4 Reasons to Get Over Your Exercise Slump
It can be tough to commit to exercising daily. Here are some science-supported reasons to exercise.
Credit: Fitness photo via Shutterstock

I don't know about you, but around this time of year, I start having some trouble with motivation. I reach a point where I'm absolutely ready for spring, but Mother Nature isn't ready to deliver. And it just gets harder to get out of bed — "five more minutes" quickly turns into no time for exercise.

So, I've had to get a little creative about finding motivation. Of course, I know that exercise is good for me, but when I remember just how good it is, my excuses fall by the wayside. I've collected my favorite studies on the topic, and I post reminders for myself around the house to help keep me motivated.
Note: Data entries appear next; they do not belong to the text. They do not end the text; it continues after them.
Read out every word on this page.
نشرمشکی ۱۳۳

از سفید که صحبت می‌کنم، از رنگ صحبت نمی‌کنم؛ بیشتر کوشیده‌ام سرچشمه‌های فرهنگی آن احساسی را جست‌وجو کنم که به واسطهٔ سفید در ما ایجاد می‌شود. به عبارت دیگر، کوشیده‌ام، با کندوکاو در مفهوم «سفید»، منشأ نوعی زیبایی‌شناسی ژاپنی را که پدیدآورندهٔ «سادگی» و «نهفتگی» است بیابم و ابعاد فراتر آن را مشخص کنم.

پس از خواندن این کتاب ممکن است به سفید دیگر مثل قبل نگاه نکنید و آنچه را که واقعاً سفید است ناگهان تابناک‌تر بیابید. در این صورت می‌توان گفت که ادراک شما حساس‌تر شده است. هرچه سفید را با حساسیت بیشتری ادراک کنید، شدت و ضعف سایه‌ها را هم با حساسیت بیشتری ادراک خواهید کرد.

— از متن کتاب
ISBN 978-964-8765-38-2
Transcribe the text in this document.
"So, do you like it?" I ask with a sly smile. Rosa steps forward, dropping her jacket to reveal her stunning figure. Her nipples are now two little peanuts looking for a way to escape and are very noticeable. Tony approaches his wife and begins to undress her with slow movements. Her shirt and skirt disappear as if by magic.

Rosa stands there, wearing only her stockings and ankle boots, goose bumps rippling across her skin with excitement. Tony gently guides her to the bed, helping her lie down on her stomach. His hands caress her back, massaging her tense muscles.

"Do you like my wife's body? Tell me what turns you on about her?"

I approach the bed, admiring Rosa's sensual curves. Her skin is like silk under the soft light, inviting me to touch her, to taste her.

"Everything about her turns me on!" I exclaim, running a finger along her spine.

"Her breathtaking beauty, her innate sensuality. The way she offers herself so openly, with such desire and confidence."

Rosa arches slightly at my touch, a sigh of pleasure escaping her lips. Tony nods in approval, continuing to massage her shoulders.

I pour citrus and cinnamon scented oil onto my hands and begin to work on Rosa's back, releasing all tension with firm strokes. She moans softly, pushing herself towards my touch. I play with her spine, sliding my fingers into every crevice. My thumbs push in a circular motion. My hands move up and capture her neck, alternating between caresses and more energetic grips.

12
Here's a look at some of the health benefits of exercise:

  1. Prevent cancer. Postmenopausal women who follow a healthy lifestyle, including recommendations on diet, exercise and alcohol intake, were 20 percent less likely to die from cancer than those who did not follow a healthy lifestyle, according to a 2014 study in the journal Cancer Prevention Research. [7 Cancers You Can Ward Off With Exercise]
  2. Prevent bone loss. An above-average level of physical activity may delay the onset of bone loss after a person has achieved peak bone mass, according to a 2006 study in the journal Sports Medicine.
  3. Promote weight loss. Even moderate exercise does, in fact, contribute to weight loss, according to a 2012 study in the journal American Journal of Physiology – Regulatory, Integrative and Comparative Physiology. Study participants were split into two groups, and one group was given directions to exercise. Exercisers were either assigned a moderate or intense exercise routine, while non-exercising participants were directed to go about business as normal (no exercise). Participants who exercised an average of 30 minutes daily experienced the most favorable outcome, with an average of seven pounds lost per person, according to the study.
  4. Improve sleep. For older adults with insomnia, physical activity improved sleep quality, latency, duration and efficiency, according to a 2010 study in the journal Sleep Medicine. Those who slept better also experienced fewer symptoms of depression and increased levels of vitality, according to the study.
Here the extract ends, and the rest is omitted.